Llm Tokenizer
This is is something that is obvious to those who work with Large Language Models, but it was not immediately evident to me when someone asked me about it.
Why do the tokenizer require training? Indeed coming from computer languages Tokenizers this is a bit surprising. For them the tokenizer is fixed and does not change the more data about a language is available. Tokenizers are often a bit ugly, the interface to the language grammar not totally clean, but are simple and fixed.
In LLM try to map token to an internal representation, and from it “predict” the next token. But what are token in this case? Thinking about what an LLM does it should be clear that an ideal tokenizer does not just separates out words, a few structural elements and keywords (as for computer languages), but should try to extract the common sequences, things like the root of a word common suffixes, and in general grammar and structure of the the language. An LLM will have a much simpler and efficient representation of a sentence if it bases it on roots of the word, and their modifiers (prefixes and suffixes), instead of having to learn every variation as a completely different word.
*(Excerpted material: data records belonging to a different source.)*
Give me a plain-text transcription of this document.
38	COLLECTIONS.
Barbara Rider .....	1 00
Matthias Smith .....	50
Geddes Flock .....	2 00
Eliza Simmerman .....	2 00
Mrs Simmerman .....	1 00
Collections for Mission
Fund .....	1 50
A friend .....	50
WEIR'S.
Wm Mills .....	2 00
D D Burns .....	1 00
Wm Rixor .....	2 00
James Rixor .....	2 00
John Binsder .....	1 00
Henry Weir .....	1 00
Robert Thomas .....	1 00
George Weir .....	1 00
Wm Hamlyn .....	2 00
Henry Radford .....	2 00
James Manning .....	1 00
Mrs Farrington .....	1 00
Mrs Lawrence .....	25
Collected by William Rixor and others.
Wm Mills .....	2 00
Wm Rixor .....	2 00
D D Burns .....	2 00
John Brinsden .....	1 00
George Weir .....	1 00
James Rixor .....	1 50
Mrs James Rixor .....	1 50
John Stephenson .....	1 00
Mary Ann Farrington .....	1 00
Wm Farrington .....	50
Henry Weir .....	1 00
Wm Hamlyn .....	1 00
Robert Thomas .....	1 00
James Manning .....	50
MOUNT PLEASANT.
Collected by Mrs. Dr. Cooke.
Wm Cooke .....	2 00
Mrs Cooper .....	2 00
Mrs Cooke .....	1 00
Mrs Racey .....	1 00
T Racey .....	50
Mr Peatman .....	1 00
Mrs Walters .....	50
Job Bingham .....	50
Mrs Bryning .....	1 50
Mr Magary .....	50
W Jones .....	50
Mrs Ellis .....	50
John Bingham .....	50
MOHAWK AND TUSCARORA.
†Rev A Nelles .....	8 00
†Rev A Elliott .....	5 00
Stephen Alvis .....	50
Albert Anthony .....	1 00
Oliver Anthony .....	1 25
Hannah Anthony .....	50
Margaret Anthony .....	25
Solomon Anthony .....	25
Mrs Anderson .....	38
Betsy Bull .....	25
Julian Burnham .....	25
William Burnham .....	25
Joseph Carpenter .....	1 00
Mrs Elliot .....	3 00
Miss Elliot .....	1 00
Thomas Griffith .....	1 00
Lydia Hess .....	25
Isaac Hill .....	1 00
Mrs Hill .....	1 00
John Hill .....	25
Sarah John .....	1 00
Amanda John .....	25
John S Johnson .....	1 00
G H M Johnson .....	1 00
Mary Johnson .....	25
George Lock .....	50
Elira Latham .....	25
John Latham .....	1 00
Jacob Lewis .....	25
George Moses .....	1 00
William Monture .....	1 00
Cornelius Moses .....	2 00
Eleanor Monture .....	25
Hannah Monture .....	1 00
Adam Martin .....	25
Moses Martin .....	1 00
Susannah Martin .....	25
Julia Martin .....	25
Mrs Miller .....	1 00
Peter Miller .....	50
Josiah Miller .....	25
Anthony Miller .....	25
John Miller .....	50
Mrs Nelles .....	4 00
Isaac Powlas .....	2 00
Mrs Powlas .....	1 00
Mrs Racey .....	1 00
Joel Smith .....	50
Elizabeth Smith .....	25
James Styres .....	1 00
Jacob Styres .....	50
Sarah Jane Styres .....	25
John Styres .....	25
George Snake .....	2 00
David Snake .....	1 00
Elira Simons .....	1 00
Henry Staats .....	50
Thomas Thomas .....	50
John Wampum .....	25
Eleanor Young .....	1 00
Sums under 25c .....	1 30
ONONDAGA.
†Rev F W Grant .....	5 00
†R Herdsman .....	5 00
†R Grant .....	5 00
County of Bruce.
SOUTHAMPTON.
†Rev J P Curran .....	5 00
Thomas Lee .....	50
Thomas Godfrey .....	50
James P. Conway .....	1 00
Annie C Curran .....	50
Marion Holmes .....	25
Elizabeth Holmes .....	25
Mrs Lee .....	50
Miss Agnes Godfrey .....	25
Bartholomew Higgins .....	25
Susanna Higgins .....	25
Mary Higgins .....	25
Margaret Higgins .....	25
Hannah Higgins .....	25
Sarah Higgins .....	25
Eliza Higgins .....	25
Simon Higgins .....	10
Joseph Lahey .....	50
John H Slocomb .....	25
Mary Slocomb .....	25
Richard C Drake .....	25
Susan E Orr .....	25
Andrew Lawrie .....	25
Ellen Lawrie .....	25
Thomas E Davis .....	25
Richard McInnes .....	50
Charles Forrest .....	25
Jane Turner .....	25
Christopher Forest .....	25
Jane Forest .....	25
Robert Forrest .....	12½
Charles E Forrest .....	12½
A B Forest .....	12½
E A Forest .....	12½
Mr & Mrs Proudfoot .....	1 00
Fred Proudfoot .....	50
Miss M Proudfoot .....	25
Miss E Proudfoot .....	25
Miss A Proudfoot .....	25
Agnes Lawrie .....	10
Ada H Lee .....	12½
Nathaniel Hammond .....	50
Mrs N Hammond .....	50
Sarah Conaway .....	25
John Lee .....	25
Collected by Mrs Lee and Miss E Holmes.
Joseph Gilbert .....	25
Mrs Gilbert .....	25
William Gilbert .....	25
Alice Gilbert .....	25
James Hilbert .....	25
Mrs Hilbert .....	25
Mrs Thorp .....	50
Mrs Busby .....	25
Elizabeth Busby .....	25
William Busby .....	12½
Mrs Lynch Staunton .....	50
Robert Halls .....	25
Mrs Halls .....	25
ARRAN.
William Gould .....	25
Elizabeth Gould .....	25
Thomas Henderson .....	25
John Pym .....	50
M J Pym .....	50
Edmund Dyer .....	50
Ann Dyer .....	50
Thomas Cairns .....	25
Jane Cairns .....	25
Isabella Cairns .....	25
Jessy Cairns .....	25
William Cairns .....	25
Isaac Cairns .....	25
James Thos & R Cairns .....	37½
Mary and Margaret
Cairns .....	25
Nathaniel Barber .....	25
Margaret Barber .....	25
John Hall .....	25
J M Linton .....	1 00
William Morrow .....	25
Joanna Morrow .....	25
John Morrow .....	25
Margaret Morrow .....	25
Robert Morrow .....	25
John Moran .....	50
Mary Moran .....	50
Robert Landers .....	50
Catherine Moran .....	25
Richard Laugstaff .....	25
This should be especially clear to a german speaking person with all its composed words, but also other languages have words and verbs, words with a common roots, and common suffixes.
The similarities in the sounds of words within the big language families makes one think that trying to take advantage of it is probably useful. A surprisingly simple and good way to do this is to try to find a dictionary that can compress the language well. Common suffixes and prefixes will be represented with a single token, and the same goes with repeated roots. This is not perfect, but is simple and language agnositc, but to work it also has to be trained on the language.
The idea of compression is not so surprising given that prediction and compression are related activities (see for example this post)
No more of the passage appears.